While he was investigating the idea of teaching English, Wills says several Mexican private schools asked him to teach their students. "There are no natives teaching English in Mexico," Wills explains, adding that he turned down these offers, because he wants to teach poor children in Mexico to be comfortable around Americans. "With all the tourism, it opens up job opportunities. No one's ever done this, we could be the best language program in the city," he says.

"With our construction projects, we don't pretend to remove poverty, but we try to make it more livable," Palos says. "We think that immediate help is important, but there's also the whole idea of teaching to fish. By teaching them English, we give the kids marketability; knowing English is an advantage in the job market. This is something [the teenager] can hold on to and he can use it to improve his own life."

Palos explains that although the Mexican children learn English in the public schools, in terms of speaking ability they learn nothing. "The kids themselves will tell you: English in the public schools is a joke," Palos says.

Duncan says that to teach English, the project this year is taking down 20 students, to be chosen from an estimated pool of four times as many applicants. But Wills says that, if necessary, "we can go up to 40 people."

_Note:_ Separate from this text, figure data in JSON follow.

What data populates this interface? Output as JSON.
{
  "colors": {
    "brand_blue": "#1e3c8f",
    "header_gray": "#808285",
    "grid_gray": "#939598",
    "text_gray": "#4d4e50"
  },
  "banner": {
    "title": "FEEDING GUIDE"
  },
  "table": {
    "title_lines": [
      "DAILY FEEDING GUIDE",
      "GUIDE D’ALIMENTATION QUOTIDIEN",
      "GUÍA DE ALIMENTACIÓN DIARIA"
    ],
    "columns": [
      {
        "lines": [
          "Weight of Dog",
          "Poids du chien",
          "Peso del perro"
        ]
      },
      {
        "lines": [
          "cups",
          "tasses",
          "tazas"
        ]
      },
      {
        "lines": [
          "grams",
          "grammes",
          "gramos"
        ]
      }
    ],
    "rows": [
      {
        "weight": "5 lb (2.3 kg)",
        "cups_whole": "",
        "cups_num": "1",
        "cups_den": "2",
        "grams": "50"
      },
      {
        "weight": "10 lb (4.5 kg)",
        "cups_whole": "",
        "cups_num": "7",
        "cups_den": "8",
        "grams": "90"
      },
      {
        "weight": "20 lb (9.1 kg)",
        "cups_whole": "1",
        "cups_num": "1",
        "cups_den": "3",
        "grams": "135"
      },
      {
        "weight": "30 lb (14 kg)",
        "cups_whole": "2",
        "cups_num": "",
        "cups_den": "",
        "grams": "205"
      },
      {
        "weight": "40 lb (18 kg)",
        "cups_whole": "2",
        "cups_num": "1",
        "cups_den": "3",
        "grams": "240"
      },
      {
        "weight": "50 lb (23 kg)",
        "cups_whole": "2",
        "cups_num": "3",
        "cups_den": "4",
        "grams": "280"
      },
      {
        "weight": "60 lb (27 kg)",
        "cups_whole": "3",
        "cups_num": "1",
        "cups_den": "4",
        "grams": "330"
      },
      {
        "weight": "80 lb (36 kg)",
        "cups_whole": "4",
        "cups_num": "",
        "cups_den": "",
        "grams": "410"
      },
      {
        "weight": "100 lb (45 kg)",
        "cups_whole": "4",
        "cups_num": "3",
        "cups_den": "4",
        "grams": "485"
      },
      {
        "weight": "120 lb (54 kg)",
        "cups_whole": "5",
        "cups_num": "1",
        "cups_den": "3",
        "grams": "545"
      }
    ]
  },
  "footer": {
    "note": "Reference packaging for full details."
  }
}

Palos says that some of these students will receive financial aid, to allow interested people who cannot pay for their stay the chance to go. To this end, he is currently looking for donations from private individuals. He is also talking to airlines to see if they will donate tickets for the trip. "We hope to reduce the cost for volunteers who are already giving up summer wages," he says.

The program has drawn criticism from some who object to its requirement that participants be men and not women. Wills says that women are not invited to participate in the program mainly because of organizational convenience. Opus Dei is organized into distinct, but equivalent sections for men and women and Elmbrook is a male branch of the organization.

A sister section of Opus Dei also sponsors a project in Mexico, Wills says, "It's simpler for me to make it single sex. There are difficulties with women as far as housing since our dorm [in Mexico] is not co-ed."

However, Palos says the fact the trip is student-funded acts to screen out all but the most serious students who can afford it: "If you're going, you're going for the ideal, so the fact that the student has to make a sacrifice is good because it shows he's interested."